2 views

I have implemented Q-Learning as described in,

http://web.cs.swarthmore.edu/~meeden/cs81/s12/papers/MarkStevePaper.pdf

In order to approx. Q(S, A) I use a neural network structure like the following,

• Activation sigmoid

• Inputs, number of inputs + 1 for Action neurons (All Inputs Scaled 0-1)

• Outputs, single output. Q-Value

• N number of M Hidden Layers.

• Exploration method random 0 < rand() < propExplore

At each learning iteration using the following formula, I calculate a Q-Target value then calculate an error using,

error = QTarget - LastQValueReturnedFromNN

and backpropagate the error through the neural network.

Q1, Am I on the right track? I have seen some papers that implement an NN with one output neuron for each action.

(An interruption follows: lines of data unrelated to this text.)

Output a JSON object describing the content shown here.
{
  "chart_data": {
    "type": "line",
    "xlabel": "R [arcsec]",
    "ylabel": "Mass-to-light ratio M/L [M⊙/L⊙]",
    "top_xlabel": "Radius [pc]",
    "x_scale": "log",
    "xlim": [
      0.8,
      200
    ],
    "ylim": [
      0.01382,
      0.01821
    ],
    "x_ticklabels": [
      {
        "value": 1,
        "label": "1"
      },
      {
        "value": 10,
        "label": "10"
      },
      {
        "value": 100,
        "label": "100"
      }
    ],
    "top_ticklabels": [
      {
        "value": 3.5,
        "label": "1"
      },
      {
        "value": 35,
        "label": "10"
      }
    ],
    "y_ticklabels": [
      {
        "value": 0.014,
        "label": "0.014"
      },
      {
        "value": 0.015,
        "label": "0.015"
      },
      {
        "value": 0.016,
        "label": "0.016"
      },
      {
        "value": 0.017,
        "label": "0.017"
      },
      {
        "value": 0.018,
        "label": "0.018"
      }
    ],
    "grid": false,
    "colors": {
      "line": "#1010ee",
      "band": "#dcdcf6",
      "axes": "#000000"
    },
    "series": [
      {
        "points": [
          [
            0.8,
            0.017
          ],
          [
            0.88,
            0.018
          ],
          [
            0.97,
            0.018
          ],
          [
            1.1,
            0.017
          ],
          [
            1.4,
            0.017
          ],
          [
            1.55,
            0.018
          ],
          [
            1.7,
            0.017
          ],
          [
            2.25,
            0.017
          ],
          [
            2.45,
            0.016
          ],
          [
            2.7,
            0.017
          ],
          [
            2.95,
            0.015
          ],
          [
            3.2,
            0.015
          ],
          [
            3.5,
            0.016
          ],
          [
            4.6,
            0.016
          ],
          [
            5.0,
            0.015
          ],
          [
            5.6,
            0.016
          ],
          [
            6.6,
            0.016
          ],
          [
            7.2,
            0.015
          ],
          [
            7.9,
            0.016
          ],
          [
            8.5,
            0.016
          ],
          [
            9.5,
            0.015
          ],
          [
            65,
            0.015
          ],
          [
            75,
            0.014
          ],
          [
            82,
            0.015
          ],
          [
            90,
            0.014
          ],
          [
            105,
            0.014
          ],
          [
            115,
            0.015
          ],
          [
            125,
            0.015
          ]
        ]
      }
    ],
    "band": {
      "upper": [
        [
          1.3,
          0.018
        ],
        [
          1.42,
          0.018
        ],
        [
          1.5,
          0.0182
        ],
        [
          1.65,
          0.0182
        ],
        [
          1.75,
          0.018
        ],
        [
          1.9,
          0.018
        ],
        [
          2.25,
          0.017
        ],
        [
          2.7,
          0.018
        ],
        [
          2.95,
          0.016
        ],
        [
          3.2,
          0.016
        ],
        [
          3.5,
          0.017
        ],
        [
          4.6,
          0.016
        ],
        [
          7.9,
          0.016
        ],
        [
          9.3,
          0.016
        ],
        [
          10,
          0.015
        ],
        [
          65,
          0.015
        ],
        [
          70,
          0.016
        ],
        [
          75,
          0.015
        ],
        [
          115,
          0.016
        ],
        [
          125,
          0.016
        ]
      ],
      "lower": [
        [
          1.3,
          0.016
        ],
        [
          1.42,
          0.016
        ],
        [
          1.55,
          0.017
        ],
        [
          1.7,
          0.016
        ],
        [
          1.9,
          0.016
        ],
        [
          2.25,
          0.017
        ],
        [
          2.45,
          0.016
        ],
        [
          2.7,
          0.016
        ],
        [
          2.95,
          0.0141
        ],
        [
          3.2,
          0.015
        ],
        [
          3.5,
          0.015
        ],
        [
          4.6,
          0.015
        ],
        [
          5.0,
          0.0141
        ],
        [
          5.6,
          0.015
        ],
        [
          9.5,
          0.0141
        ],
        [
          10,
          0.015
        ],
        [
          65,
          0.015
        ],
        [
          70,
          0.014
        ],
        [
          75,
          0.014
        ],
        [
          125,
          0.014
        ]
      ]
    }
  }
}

Q2, My reward function returns a number between -1 and 1. Is it ok to return a number between -1 and 1 when the activation function is sigmoid (0 1)

Q3, From my understanding of this method given enough training instances it should be quarantined to find an optimal policy wight? When training for XOR sometimes it learns it after 2k iterations sometimes it won't learn even after 40k 50k iterations.

by (108k points)

Answer to your 1st question, the neural network is trained by comparing the output to a target for a given set of inputs and generating an error value. This error is then used to update the connections and/or the weight of those connections in the neural net.

The answer to your second question is that the reward is defined in terms of the task to be achieved. The positive reward is given for successfully achieving the task or for any action that brings the agent closer to solving the task while the negative reward is given for any actions that impede the agent from successfully achieving the task. Sigmoid is typically used for classification.

The answer to your third question is that the results in your referred paper also show that the more complex the environment gets, the better the neural net implementation does over the q-table implementation. We anticipate that the difference between the two approaches in the complex environment might only become apparent after more than 30000 learning iterations.